Hey Guys - It has been a busy day today, my husband of almost 55 years is severely disabled and I have had to take him for an appointment, just arrived home! Imagine my surprise as I sat at my desk and read through the responses for this 'FuxkRiley' post. It strikes me that there is not a single name on here that I recognize from other posts. I have just sat and prayed about all of you - I hope none of you will be offended with this - I know some people do get offended at prayer, but I am an Anglican Lay Minister - doing God's will! What came to me in this prayer is, the hurts of the 'Spiritual Heart', and how we all need to heal from whatever holds us. From experience I know when I hurt (and feel certain the same can be said of yourselves and many others) I have a tendency to hide that hurt, so many years ago, I built up an (imaginary) brick wall in front of my heart - my logic at the time was to stop any more hurt getting in.

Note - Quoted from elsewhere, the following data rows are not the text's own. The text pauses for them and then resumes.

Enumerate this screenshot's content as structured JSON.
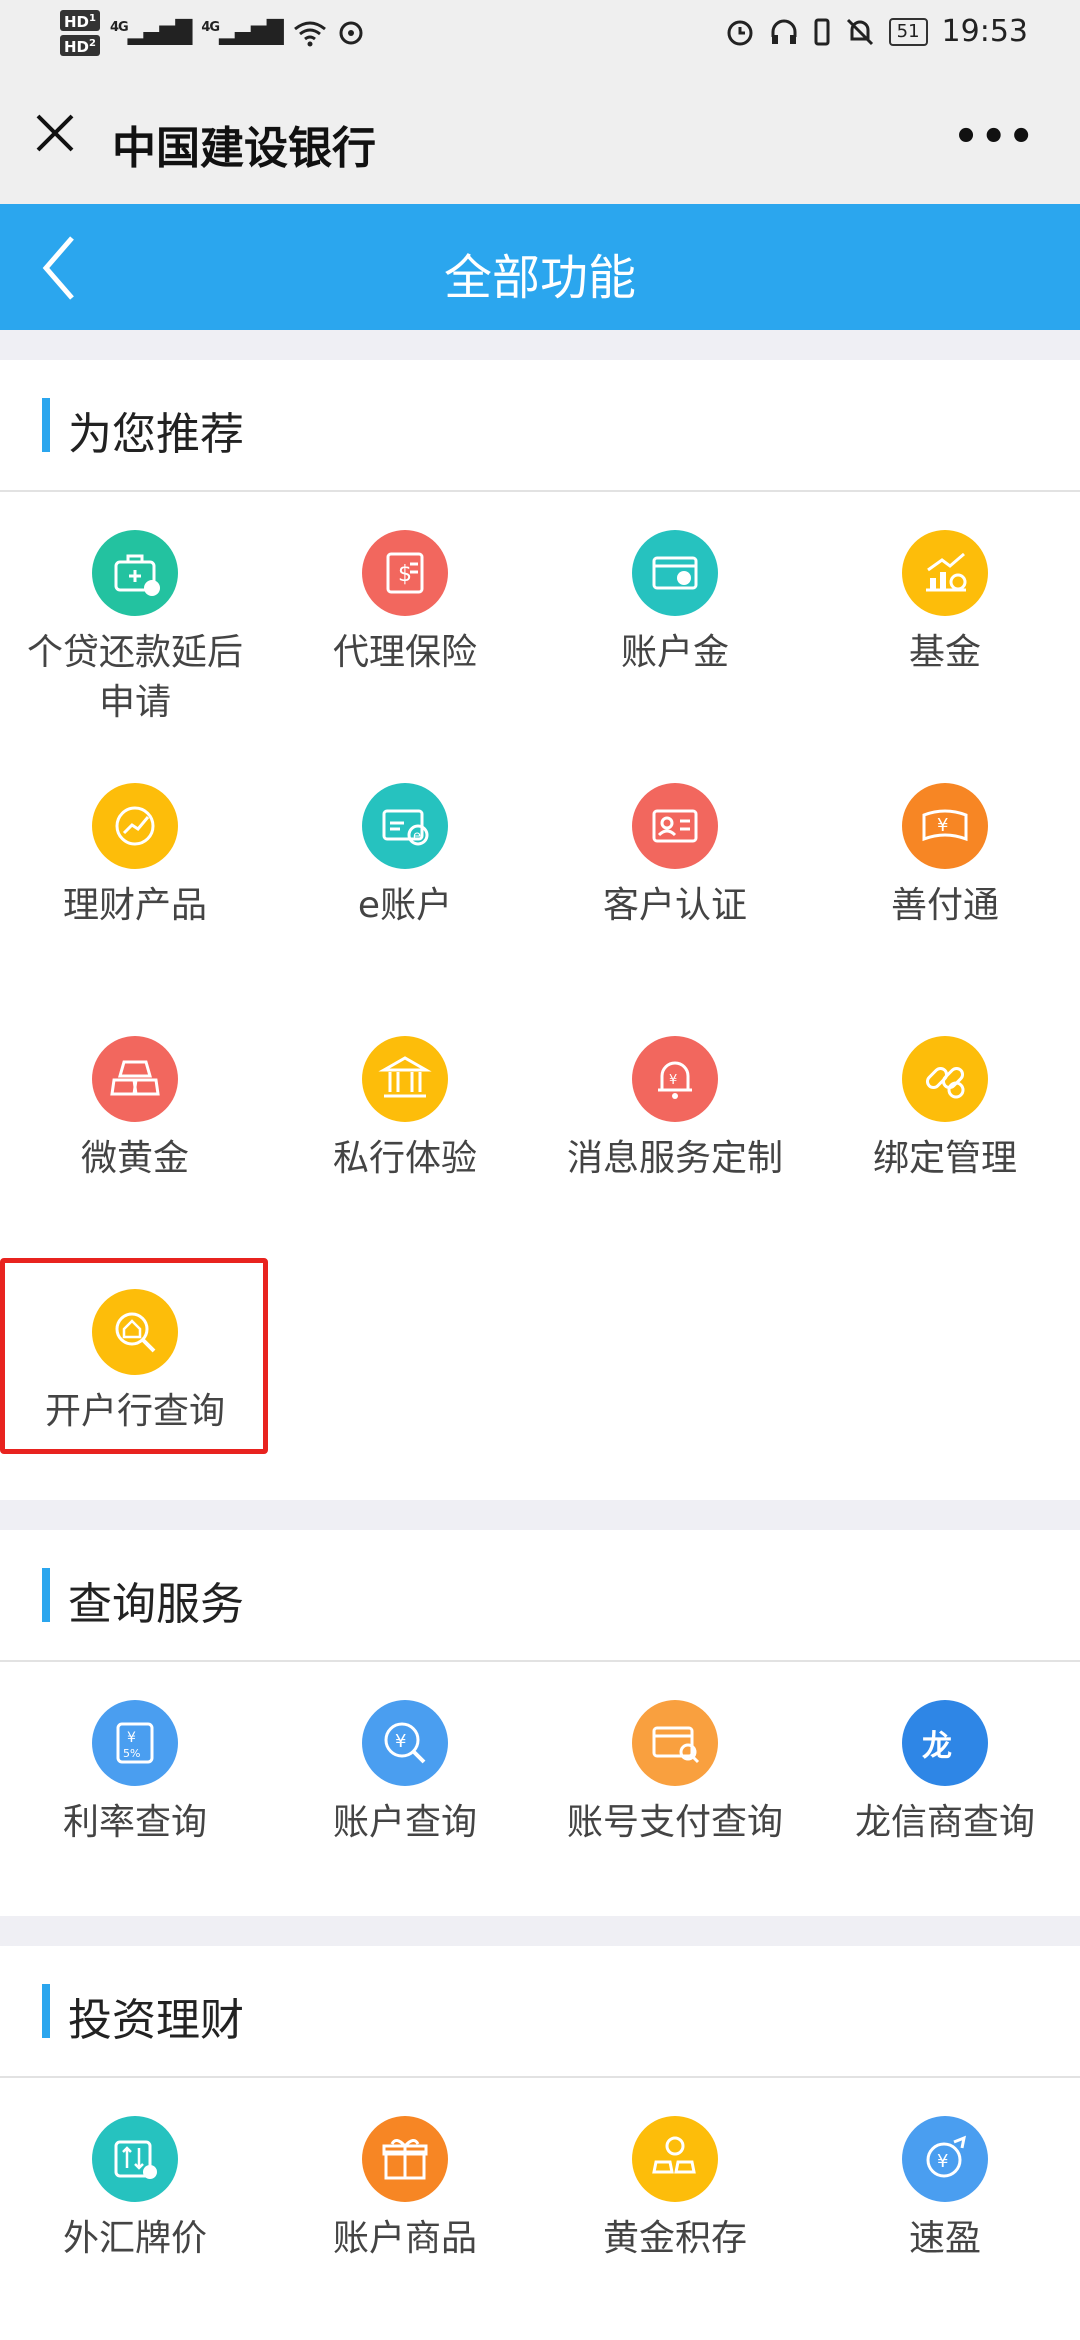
{
  "status_bar": {
    "hd1": "HD",
    "hd1_sub": "1",
    "hd2": "HD",
    "hd2_sub": "2",
    "network1": "4G",
    "network2": "4G",
    "battery": "51",
    "time": "19:53"
  },
  "title_bar": {
    "title": "中国建设银行",
    "more": "•••"
  },
  "nav": {
    "title": "全部功能"
  },
  "sections": [
    {
      "title": "为您推荐",
      "items": [
        {
          "label": "个贷还款延后申请",
          "color": "#23c2a0",
          "icon": "loan-briefcase-icon"
        },
        {
          "label": "代理保险",
          "color": "#f2675e",
          "icon": "insurance-document-icon"
        },
        {
          "label": "账户金",
          "color": "#26c2bf",
          "icon": "account-gold-card-icon"
        },
        {
          "label": "基金",
          "color": "#fdbd0a",
          "icon": "fund-chart-icon"
        },
        {
          "label": "理财产品",
          "color": "#fdbd0a",
          "icon": "wealth-trend-icon"
        },
        {
          "label": "e账户",
          "color": "#26c2bf",
          "icon": "e-account-card-icon"
        },
        {
          "label": "客户认证",
          "color": "#f2675e",
          "icon": "customer-id-card-icon"
        },
        {
          "label": "善付通",
          "color": "#f78624",
          "icon": "payment-banknote-icon"
        },
        {
          "label": "微黄金",
          "color": "#f2675e",
          "icon": "gold-bars-icon"
        },
        {
          "label": "私行体验",
          "color": "#fdbd0a",
          "icon": "private-bank-building-icon"
        },
        {
          "label": "消息服务定制",
          "color": "#f2675e",
          "icon": "notification-bell-icon"
        },
        {
          "label": "绑定管理",
          "color": "#fdbd0a",
          "icon": "binding-link-icon"
        },
        {
          "label": "开户行查询",
          "color": "#fdbd0a",
          "icon": "bank-search-icon"
        }
      ]
    },
    {
      "title": "查询服务",
      "items": [
        {
          "label": "利率查询",
          "color": "#4a9ef0",
          "icon": "interest-rate-icon",
          "badge": "5%"
        },
        {
          "label": "账户查询",
          "color": "#4a9ef0",
          "icon": "account-search-icon"
        },
        {
          "label": "账号支付查询",
          "color": "#f9a03f",
          "icon": "payment-search-icon"
        },
        {
          "label": "龙信商查询",
          "color": "#2e86e6",
          "icon": "longxin-merchant-icon"
        }
      ]
    },
    {
      "title": "投资理财",
      "items": [
        {
          "label": "外汇牌价",
          "color": "#26c2bf",
          "icon": "forex-rate-icon"
        },
        {
          "label": "账户商品",
          "color": "#f78624",
          "icon": "gift-box-icon"
        },
        {
          "label": "黄金积存",
          "color": "#fdbd0a",
          "icon": "gold-saving-icon"
        },
        {
          "label": "速盈",
          "color": "#4a9ef0",
          "icon": "quick-earn-icon"
        }
      ]
    }
  ]
}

Of course what I didn't realise was the wall stopped the hurt inside from getting out. OUCH! When I discovered this truth, I actually had a St Paul episode and my eyes were opened. As I began to take that brick wall down - an experience I likened at the time to the removal of the Berlin Wall - I found my healing, I found my self confidence, I found myself, I found peace, the type of peace that passes all human understanding. This is what I pray and hope for each person who has responded to FR. Don't just find time, take time! First for your healing, stop overthinking, live for today, work with people who love and care for you, but don't allow anyone to pull you away from your goal, don't allow yourself to be distracted, rejoice in all that is beautiful and good, and know that you too, ARE beautiful and good, and as Scooter Joe says, insightful, meditate often using your five senses, sight, hearing, touch, smell, taste, and be glad in them, enjoy your family, especially the younger members who grow up so quickly. Learn how to love yourself, as Jesus loves you. Looking forward to hearing from you! Be blessed. SJ enjoy your Amen moment - so be it! xx

FuxkRiley profile image
FuxkRiley in reply to Babe1213

thank you so much for your time. reading what you have said has definetely helped me get some clarity, and confidence in myself for the day. I've pushed myself a little harder than I usually do just to try and make the situation better, and I felt weird, but I just did my crossword and tried to justifiy why I think the way I do. its hard but again im trying to be nice to myself and rememeber that I'm just going to have these thoughts and that I need to focus on something else.